Even more concerning is that these three pools also monopolize the majority of the network’s hash rates for Bitcoin Cash, Litecoin, and Bitcoin SV.

These pools have been operating for several years without problems, but the fact remains that they already control the majority of the hashing power of mineable and profitable cryptocurrencies.

What does a 51% attack do?

A 51% attack alters the blocks that are added to the blockchain, giving attackers the ability to create or modify transactions for the period they have control.

Has a 51% attack ever happened?

YES. Several blockchains have been attacked using this method, but they had small networks, were new, or had other vulnerabilities that made it possible.

How much would a 51% attack on BTC cost?

If a large mining pool were instructed by its managers to conduct an attack, it would not cost the managers much at the time of the attack.

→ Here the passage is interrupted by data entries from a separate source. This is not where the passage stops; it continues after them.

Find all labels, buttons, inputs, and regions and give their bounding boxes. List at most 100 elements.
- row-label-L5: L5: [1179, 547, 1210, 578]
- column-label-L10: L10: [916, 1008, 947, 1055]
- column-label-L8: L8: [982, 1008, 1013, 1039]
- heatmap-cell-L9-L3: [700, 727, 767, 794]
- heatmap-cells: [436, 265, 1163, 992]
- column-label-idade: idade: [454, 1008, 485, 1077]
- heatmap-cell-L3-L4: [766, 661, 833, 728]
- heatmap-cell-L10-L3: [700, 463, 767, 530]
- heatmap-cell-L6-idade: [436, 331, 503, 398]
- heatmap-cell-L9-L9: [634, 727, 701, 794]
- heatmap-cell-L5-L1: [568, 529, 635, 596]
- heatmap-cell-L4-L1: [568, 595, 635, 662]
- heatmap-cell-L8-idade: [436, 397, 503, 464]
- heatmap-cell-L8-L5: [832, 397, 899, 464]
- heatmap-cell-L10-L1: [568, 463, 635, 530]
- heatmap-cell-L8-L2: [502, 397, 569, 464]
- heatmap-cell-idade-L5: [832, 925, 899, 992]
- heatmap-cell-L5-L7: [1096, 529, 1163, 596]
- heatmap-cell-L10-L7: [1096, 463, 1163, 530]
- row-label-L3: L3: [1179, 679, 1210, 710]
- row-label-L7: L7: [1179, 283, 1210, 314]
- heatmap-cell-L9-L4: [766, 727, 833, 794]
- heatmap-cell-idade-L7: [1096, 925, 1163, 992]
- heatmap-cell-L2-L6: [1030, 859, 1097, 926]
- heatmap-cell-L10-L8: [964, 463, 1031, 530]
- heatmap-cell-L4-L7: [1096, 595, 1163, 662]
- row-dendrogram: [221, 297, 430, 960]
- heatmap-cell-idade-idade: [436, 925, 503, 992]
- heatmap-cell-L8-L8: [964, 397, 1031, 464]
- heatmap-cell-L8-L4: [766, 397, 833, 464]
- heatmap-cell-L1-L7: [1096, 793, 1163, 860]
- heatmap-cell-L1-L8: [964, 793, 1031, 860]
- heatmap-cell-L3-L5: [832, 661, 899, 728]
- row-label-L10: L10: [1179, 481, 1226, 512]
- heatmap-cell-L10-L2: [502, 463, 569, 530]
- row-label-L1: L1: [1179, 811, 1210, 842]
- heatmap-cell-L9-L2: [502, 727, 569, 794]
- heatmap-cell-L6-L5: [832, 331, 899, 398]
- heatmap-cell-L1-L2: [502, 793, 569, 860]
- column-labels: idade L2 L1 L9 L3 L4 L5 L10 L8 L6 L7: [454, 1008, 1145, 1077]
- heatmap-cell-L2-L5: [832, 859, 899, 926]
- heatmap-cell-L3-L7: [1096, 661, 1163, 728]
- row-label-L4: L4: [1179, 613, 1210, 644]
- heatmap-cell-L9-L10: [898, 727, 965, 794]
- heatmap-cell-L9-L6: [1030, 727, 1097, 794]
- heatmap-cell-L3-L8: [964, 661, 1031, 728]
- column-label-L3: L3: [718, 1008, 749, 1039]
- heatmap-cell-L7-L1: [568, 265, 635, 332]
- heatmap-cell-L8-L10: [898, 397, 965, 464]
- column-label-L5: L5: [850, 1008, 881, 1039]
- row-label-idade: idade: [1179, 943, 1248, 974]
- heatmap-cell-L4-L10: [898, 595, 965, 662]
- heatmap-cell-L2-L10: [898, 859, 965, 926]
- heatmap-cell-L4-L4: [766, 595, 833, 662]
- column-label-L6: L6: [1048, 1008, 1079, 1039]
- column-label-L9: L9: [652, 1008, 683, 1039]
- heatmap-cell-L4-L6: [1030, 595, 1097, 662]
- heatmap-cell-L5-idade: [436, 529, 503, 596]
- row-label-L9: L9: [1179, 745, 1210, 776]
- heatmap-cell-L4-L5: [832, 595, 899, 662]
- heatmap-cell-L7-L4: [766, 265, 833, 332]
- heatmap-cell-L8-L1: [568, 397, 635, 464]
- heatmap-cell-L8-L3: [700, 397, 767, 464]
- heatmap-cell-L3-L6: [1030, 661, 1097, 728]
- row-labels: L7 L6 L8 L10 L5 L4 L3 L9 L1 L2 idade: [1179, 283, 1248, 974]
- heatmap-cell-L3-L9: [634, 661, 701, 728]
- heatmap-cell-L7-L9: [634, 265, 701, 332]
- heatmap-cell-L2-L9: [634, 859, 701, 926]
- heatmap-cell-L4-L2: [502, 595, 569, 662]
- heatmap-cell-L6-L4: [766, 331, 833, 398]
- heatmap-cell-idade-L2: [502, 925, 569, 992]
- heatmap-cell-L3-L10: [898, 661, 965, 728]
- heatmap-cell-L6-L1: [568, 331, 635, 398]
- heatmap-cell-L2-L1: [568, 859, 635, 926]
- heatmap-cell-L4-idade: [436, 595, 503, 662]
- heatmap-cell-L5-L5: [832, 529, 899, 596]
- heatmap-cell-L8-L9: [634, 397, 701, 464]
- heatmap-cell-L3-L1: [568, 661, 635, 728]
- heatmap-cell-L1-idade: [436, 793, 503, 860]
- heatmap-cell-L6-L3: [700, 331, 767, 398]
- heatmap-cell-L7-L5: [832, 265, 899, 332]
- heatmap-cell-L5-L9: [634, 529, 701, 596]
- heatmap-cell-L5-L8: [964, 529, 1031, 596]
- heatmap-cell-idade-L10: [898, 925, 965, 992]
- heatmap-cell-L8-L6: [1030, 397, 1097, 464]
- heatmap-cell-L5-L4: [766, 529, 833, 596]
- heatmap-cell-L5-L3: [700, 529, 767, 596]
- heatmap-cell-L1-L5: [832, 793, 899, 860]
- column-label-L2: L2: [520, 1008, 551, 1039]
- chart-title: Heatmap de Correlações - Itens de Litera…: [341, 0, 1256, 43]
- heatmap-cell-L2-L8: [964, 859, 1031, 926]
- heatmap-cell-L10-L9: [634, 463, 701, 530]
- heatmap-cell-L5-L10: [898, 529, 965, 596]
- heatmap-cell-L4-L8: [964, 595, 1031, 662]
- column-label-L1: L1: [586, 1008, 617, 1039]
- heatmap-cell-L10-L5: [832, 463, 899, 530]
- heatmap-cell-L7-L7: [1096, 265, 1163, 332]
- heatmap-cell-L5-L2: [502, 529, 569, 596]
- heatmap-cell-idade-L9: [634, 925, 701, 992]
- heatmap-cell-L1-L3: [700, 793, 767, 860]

However, he would probably lose his honest miners once they found out. For a single person or group to conduct a 51% attack, they would need more than 304 EH/s of computing power. This is a huge cost considering that the fastest miner has a hash of 406 TH/s and costs more than $10,000 per unit (about 84,000 units).

The bottom line

A 51% attack is the unlikely event in which a group acquires more than 50% of a cryptocurrency network’s hashing power. These attacks happen on smaller crypto networks, but tend to fail on larger ones like Bitcoin because they are more secure.